Use a dual port, dual clock fifo in the FPGA. The output of the fifo should run at the pixel clock. On the internal system clock use the 'Almost Full' flag to decide how to transfer data. This method can have syncing issues as you need to pass the horizontal alignment into the buffer and fill the buffer with exact pixel counts per line.
My working method is a dual port ram, which has a multiple of 2048 x (X lines of cache) x 24 bits. On the output clock side, running at the pixel clock, with my horizontal raster line generator and address counter reset to the beginning of active video, on the output of that dual port ram I feed the data into my HDMI out and for the MSB on the dual port ram, I place a 2 bit counter which increments on the HS out only during an active video region and it resets on VS. This means, if the output mode is 1920, in that cache ram, I will waste 2048-1920=128 pixels. In lower resolution modes, less of this buffer will be used. On the system clock side, all I monitor is an asynchronous VS from the output and the 2 bit counter on the output to tell where my vertical position is in my 4 line output buffer. In other words, right after a VS out before new active video, I begin to fill my 4 line video out dual port cache ram. As it's 2 bit output counter increases, I know I have free new lines to fill. This means I have a video raster generator on the output clock and only 3 asynchronous signals are going back to the system core clock, VSout and a 2 bit vertical buffer position. (This makes making any core DDR video system ram, or scan rate converters a breeze when paging a fill line of DDR ram in at a time making the fastest possible burst leaving blank DDR cycles for other uses)
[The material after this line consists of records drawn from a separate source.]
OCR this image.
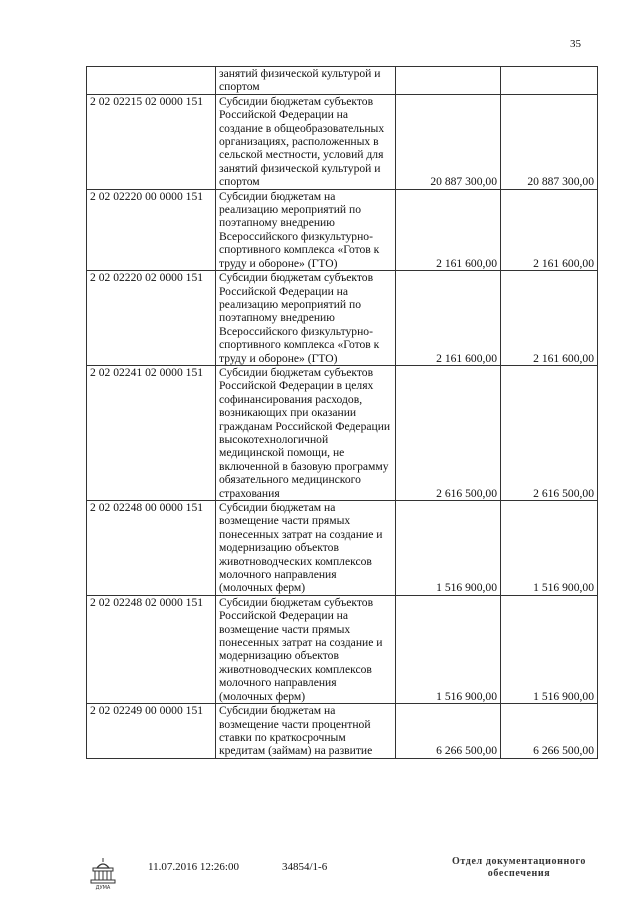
35
	занятий физической культурой и спортом		
2 02 02215 02 0000 151	Субсидии бюджетам субъектов Российской Федерации на создание в общеобразовательных организациях, расположенных в сельской местности, условий для занятий физической культурой и спортом	20 887 300,00	20 887 300,00
2 02 02220 00 0000 151	Субсидии бюджетам на реализацию мероприятий по поэтапному внедрению Всероссийского физкультурно-спортивного комплекса «Готов к труду и обороне» (ГТО)	2 161 600,00	2 161 600,00
2 02 02220 02 0000 151	Субсидии бюджетам субъектов Российской Федерации на реализацию мероприятий по поэтапному внедрению Всероссийского физкультурно-спортивного комплекса «Готов к труду и обороне» (ГТО)	2 161 600,00	2 161 600,00
2 02 02241 02 0000 151	Субсидии бюджетам субъектов Российской Федерации в целях софинансирования расходов, возникающих при оказании гражданам Российской Федерации высокотехнологичной медицинской помощи, не включенной в базовую программу обязательного медицинского страхования	2 616 500,00	2 616 500,00
2 02 02248 00 0000 151	Субсидии бюджетам на возмещение части прямых понесенных затрат на создание и модернизацию объектов животноводческих комплексов молочного направления (молочных ферм)	1 516 900,00	1 516 900,00
2 02 02248 02 0000 151	Субсидии бюджетам субъектов Российской Федерации на возмещение части прямых понесенных затрат на создание и модернизацию объектов животноводческих комплексов молочного направления (молочных ферм)	1 516 900,00	1 516 900,00
2 02 02249 00 0000 151	Субсидии бюджетам на возмещение части процентной ставки по краткосрочным кредитам (займам) на развитие	6 266 500,00	6 266 500,00
ДУМА
11.07.2016 12:26:00	34854/1-6	Отдел документационного
обеспечения
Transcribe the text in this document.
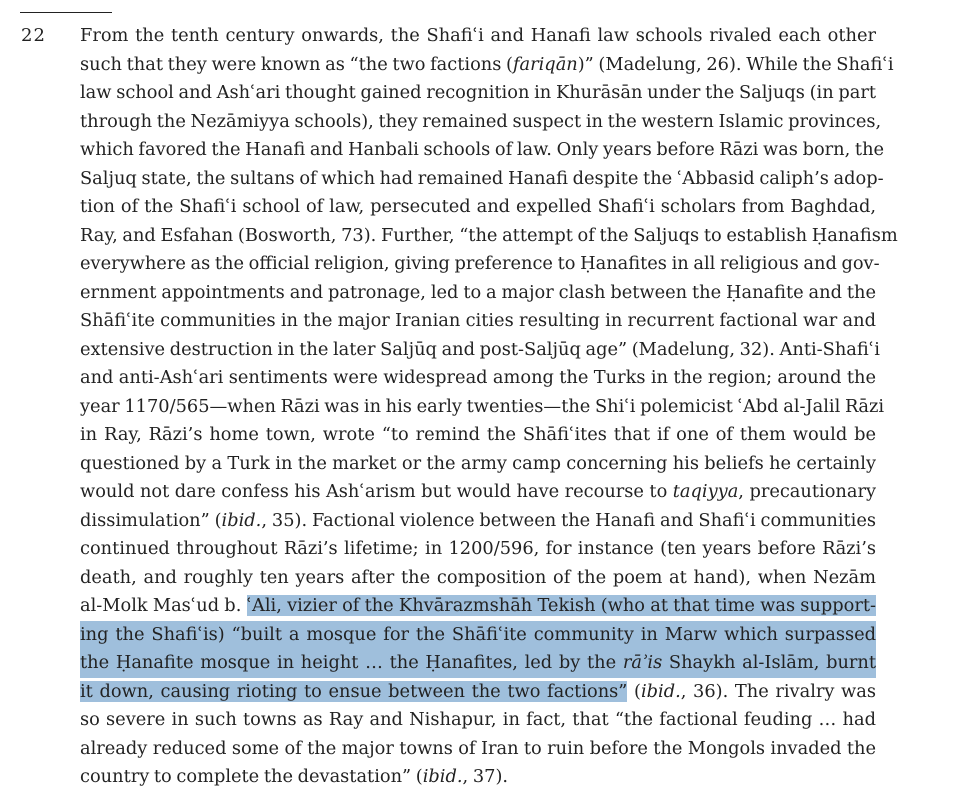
22 From the tenth century onwards, the Shafiʿi and Hanafi law schools rivaled each other
such that they were known as “the two factions (fariqān)” (Madelung, 26). While the Shafiʿi
law school and Ashʿari thought gained recognition in Khurāsān under the Saljuqs (in part
through the Nezāmiyya schools), they remained suspect in the western Islamic provinces,
which favored the Hanafi and Hanbali schools of law. Only years before Rāzi was born, the
Saljuq state, the sultans of which had remained Hanafi despite the ʿAbbasid caliph’s adop-
tion of the Shafiʿi school of law, persecuted and expelled Shafiʿi scholars from Baghdad,
Ray, and Esfahan (Bosworth, 73). Further, “the attempt of the Saljuqs to establish Ḥanafism
everywhere as the official religion, giving preference to Ḥanafites in all religious and gov-
ernment appointments and patronage, led to a major clash between the Ḥanafite and the
Shāfiʿite communities in the major Iranian cities resulting in recurrent factional war and
extensive destruction in the later Saljūq and post-Saljūq age” (Madelung, 32). Anti-Shafiʿi
and anti-Ashʿari sentiments were widespread among the Turks in the region; around the
year 1170/565—when Rāzi was in his early twenties—the Shiʿi polemicist ʿAbd al-Jalil Rāzi
in Ray, Rāzi’s home town, wrote “to remind the Shāfiʿites that if one of them would be
questioned by a Turk in the market or the army camp concerning his beliefs he certainly
would not dare confess his Ashʿarism but would have recourse to taqiyya, precautionary
dissimulation” (ibid., 35). Factional violence between the Hanafi and Shafiʿi communities
continued throughout Rāzi’s lifetime; in 1200/596, for instance (ten years before Rāzi’s
death, and roughly ten years after the composition of the poem at hand), when Nezām
al-Molk Masʿud b. ʿAli, vizier of the Khvārazmshāh Tekish (who at that time was support-
ing the Shafiʿis) “built a mosque for the Shāfiʿite community in Marw which surpassed
the Ḥanafite mosque in height … the Ḥanafites, led by the rāʾis Shaykh al-Islām, burnt
it down, causing rioting to ensue between the two factions” (ibid., 36). The rivalry was
so severe in such towns as Ray and Nishapur, in fact, that “the factional feuding … had
already reduced some of the major towns of Iran to ruin before the Mongols invaded the
country to complete the devastation” (ibid., 37).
Yes there are more advanced methods to do this, but with the scope of you project time, choose this extra simple method to fill a clean line by line video out, and the exact reverse for a video in buffer.
The rules get simpler and change for real time processing where the output image format matches the input image format where you enhance video on the fly. But going that way, you will not be able to cache an image in DDR Memory and play back a full screen buffer. You will also need to sync copy in and out syncs with and appropriate delay of clocks or line to do this.